Trucker sleep deficit is one of the main causes of trucking accidents. Trucker sleep deficit can also cause truck drivers chronic health problems when endured on a continuous basis. Recently, new laws have been put in place in an attempt to combat crashes and issues associated with trucker sleep deficit.

Trucker Sleep Deficit Laws

The newest hours of service regulations went into effect July 1, 2013. The new law prevents truck drivers from working more than 70 hours a week on average. If a driver has exceeded the 70 hour limit, an exception can be made allowing the driver to work more hours in the week if the driver rests for at least 34 hours. Drivers must also take a 30 minute break within the first eight hours of driving. This newest law was published in December of 2011, but trucking companies were allowed an 18 month window to implement the standard.

Hours of Service Law

In 2004, an hours of service law was passed that prohibited truckers from working more than 14 hours in a day, with no more than 11 hours of the day spent driving. This law did not have the impact that it was expected to on truck accident statistics. This standard is still in place within the newest hours of service law; however more stringent standards have been put in place surrounding those hours. The newest law is expected to yield greater results in terms of truck safety, preventing approximately 1,400 crashes per year. Companies that fail to comply with the new laws will face penalties.

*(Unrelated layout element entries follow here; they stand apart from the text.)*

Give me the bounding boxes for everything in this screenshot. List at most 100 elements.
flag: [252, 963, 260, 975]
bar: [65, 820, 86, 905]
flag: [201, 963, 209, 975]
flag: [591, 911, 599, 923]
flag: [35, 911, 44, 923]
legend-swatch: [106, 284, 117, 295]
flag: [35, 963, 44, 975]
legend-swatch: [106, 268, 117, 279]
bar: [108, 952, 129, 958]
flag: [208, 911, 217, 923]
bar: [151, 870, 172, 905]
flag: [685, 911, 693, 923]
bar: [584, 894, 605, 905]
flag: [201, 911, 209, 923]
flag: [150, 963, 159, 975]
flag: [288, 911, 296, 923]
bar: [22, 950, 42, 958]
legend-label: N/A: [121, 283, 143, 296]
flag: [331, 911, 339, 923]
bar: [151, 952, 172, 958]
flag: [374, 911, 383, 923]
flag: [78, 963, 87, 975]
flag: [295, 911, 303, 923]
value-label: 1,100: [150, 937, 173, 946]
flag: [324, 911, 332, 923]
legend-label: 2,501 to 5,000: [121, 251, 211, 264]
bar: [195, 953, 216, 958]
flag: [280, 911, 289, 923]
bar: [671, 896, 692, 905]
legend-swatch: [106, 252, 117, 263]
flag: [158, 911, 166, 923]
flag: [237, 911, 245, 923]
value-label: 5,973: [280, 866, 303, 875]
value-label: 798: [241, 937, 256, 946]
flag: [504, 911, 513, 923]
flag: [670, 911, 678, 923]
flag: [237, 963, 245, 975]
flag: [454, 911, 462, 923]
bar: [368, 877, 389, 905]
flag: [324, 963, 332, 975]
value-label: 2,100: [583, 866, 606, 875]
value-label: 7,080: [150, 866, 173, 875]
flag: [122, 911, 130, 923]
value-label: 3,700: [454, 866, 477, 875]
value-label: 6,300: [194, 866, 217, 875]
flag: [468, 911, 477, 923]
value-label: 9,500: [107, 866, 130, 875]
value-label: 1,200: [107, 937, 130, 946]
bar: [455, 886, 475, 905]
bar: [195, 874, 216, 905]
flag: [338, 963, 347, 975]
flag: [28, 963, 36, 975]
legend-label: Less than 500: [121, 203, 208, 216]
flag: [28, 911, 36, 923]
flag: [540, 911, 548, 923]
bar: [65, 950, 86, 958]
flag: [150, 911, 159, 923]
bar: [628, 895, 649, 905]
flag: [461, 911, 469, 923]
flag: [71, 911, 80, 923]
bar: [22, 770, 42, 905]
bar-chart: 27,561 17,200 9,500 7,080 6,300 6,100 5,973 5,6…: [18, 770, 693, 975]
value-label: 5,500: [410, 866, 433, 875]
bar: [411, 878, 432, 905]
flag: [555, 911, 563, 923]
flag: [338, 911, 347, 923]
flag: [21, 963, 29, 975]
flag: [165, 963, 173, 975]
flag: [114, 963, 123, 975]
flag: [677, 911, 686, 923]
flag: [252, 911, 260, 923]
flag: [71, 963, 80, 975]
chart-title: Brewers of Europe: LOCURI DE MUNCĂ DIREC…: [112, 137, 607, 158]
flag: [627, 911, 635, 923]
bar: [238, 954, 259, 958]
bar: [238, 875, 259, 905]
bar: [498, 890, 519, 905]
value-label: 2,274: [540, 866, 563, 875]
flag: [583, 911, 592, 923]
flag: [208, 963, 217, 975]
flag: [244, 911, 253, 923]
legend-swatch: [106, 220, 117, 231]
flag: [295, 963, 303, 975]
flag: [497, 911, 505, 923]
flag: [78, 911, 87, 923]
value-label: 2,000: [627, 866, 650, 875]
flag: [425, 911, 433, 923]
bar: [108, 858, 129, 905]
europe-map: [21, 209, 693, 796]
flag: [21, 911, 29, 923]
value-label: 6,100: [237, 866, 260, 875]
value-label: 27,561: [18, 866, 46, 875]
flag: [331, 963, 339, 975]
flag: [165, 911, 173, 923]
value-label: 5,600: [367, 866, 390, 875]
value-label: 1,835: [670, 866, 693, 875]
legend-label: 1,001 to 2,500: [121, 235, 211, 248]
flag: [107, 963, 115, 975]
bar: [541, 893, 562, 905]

Trucker Sleep Deficit and Accidents

Sleep deficit results in fatigue, which can impair drivers’ ability to respond and react. In some states drivers that are affected by sleep deficit cause more fatalities and injuries than drivers impaired by alcohol or drugs. Falling asleep at the wheel has the highest likelihood for causing fatalities and injuries, but drivers that are fatigued in general have a much higher probability of going off the road or failing to avoid accidents.

Preventing Sleep Deficit Accidents

Lawmakers are optimistic that the new hours of service laws will help to prevent many trucker sleep deficit related accidents. There is also preliminary talk of requiring long-haul truckers to be tested for sleep apnea, as sleep apnea can cause some of the same symptoms of sleep deprivation as lack of sleep. Rumble strips, also called wake-up bumps, are in place on most major highways to alert drivers that they have gone too far onto the shoulder of the road. These prevention methods are in place to protect the safety of truckers and other drivers, but all drivers are personally responsible for ensuring proper awareness before getting behind the wheel.